It’s fair to say that Aston Martin’s “most beautiful four-door car in the world” – a self-descriptor the manufacturer seems unable to resist using any time the model is spoken of – has had a rather troubled few years since its launch in 2010. Annual production was supposed to be 2,000 cars per year and, since Aston’s British factory couldn’t cope with the extra capacity required, a dedicated facility was designed and built at Magna Steyr in Austria, where the Mercedes G-Class, the Mini Countryman and others are manufactured. It must have cost squillions, yet just two years later, when that magical 2,000 figure proved to be nothing more than a fantasy, Aston packed up shop in Austria and relocated the Rapide’s production to England.

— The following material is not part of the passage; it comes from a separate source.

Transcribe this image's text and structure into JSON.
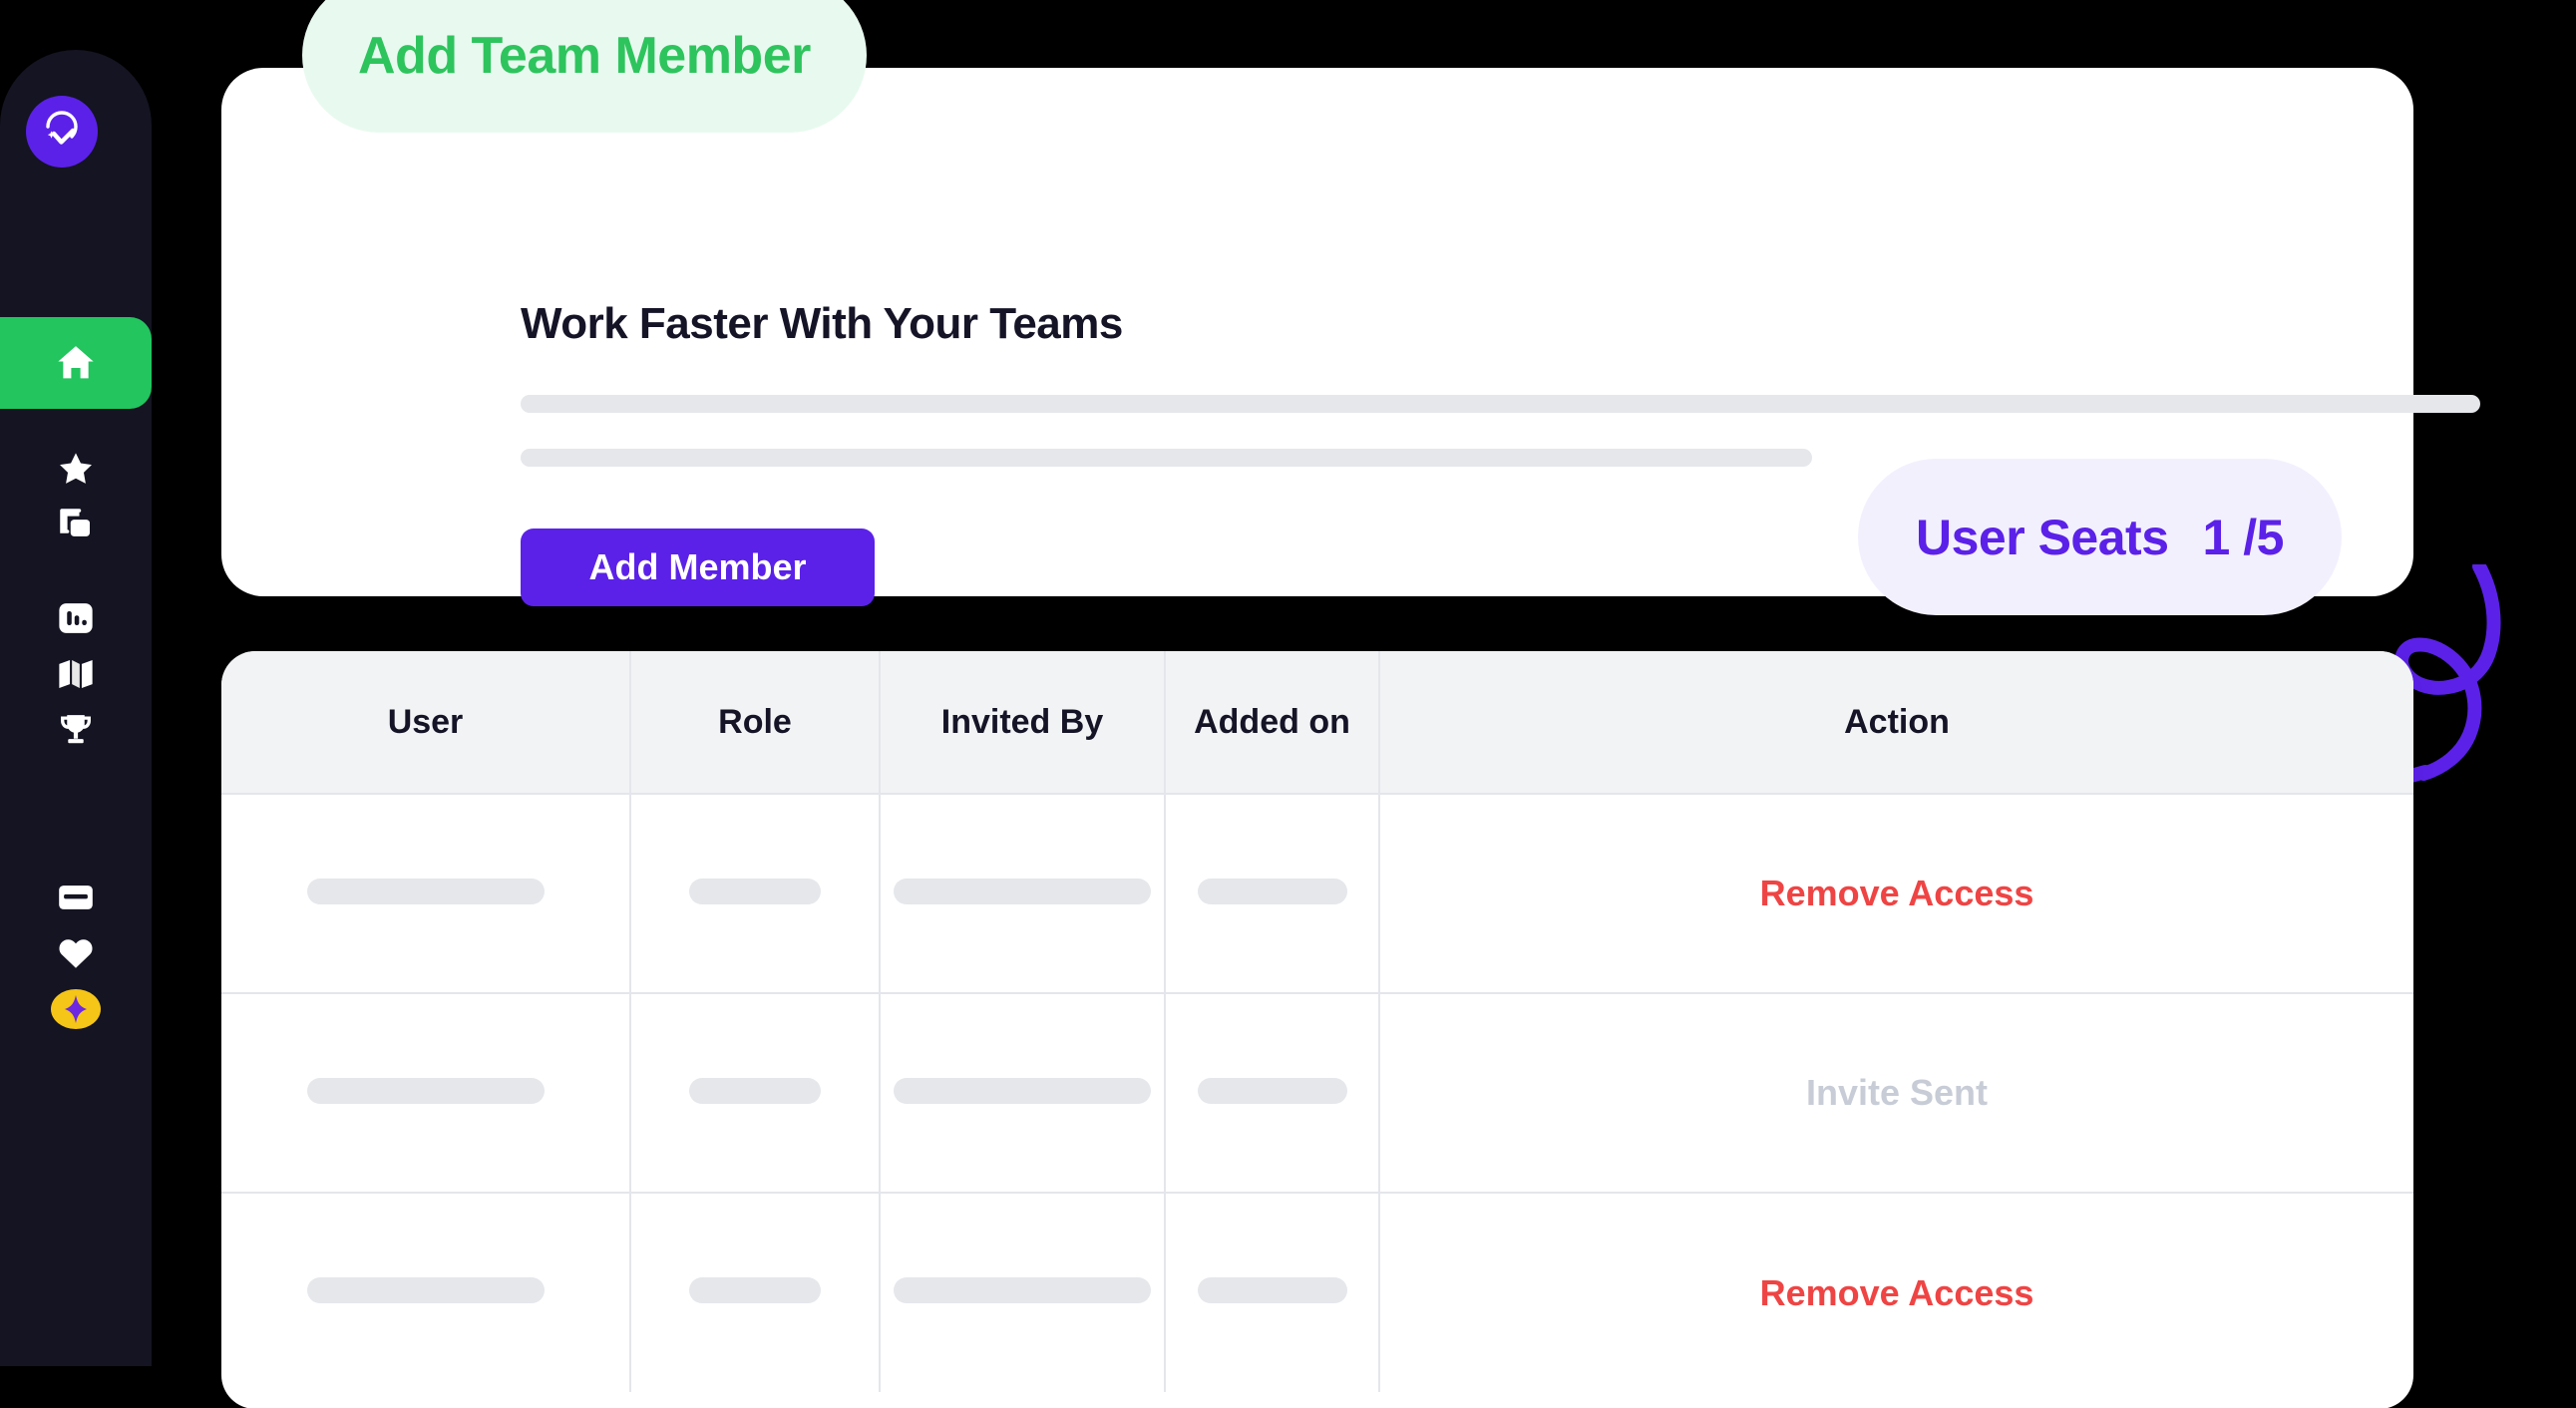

Typical Aston Martin: right car, wrong time, outsold by a physically repulsive competitor in the form of Porsche’s Panamera. It must have been baffling to Aston’s top brass, but the Rapide has always had two things going against it: it’s expensive and those rear seats are nowhere near as practical as Aston Martin first touted. Wisely, then, the Rapide S is marketed as a four-door sports car and, with adjusted expectations, potential buyers seem keener than ever to explore its virtues, of which there have always been a great many.
When the S came along in spring 2013, it was more than a midlife refresh. It was comprehensively better in every respect than the original Rapide, apart perhaps from its more ungainly nose section, which has little of the drop-dead gorgeousness of its more-elegant forebear. The S is more engaging, more exciting and just as well-built as anything the Austrians could muster – and now, for 2015, it’s even better, thanks to a raft of minor improvements and one great big one in the form of a new, eight-speed automatic transmission.
The Rapide S is a car with delightful detail galore. The bonnet louvres, for instance, are individually cast from high-density zinc; the carbon-fibre addenda dotted around the extremities are formed by hand. The new diamond-quilted stitched leather headlining is also handcrafted and looks stunning, lifting cabin ambience to previously unseen levels, and the whole car exudes craftsmanship, but without the fragility that used to automatically be associated with the term. This, ladies and gentlemen, is where your money goes – if you want ordinary, then head for someone else’s showroom.
All this would be mere frippery, however, if the oily bits don’t pass muster, but this latest Rapide S exhibits a well-founded confidence in Aston Martin’s abilities and its belief in a model most thought was dead in the water. The 6.0L, V12 engine is stronger than ever, pushing out a healthy 560hp (18 per cent more than the first Rapide), but it’s no lazy lump with low-down torque. On the contrary, peak twist and power come in at 5,500rpm and 6,650rpm respectively – giving it a delicious, sporting edge missing from some of its competitors. The engine sits 19 millimetres lower in the chassis than before, too, endowing it with even more confident handling characteristics.
It needs it, too, because this is a serious performer. The Rapide S is now part of a still fairly exclusive club of production cars that can top 200mph – an arbitrary figure here, perhaps, but in the United States and some parts of Europe, still the ultimate leveller – and flat out it can hit 327kph (203mph), reaching 100kph from rest in 4.4 seconds. These are numbers anyone could be proud of and solidify the “four-door sports car” moniker foisted upon its curvaceous shoulders.
Unlike most sports cars, however, the Rapide S weighs just shy of two tonnes, although it hides that bulk extremely well on the move. It also has that eight-speed slush-box, but it does nothing to diminish its sporting credentials. Rather, it’s the making of the car. Aston Martin calls it “Touchtronic III”; the rest of us call it the Rapide S’s saviour, because it’s lightning quick, taking just 130 milliseconds to shift between ratios, and it’s imperceptibly smooth, making for effortless and truly grand touring. If you want to take it by the scruff of the neck and show it who’s boss, you can assume control via the wheel-mounted paddle shifters. Throw a limited-slip differential into the mix and the Rapide S is as sporting as any Aston this side of a V12 Vantage S – it’s just that there’s room for four normally limbed adults inside.
As a driver’s car, it excels, with urgent power delivery, a finely tuned adaptive-suspension system, beautifully weighted steering and an engine soundtrack that, frankly, would be difficult to better. It really does handle like a sports car should, yet it’s no bone-shaking weekend thrill machine. It’s a car for covering huge distances in, in style and comfort, but with a larger repertoire than most others.
The only thing that threatens to spoil the party is its now hopelessly dated and outmoded driver interface. Once that’s sorted (and I hear it will be very soon), the Rapide S really will be a force to be reckoned with.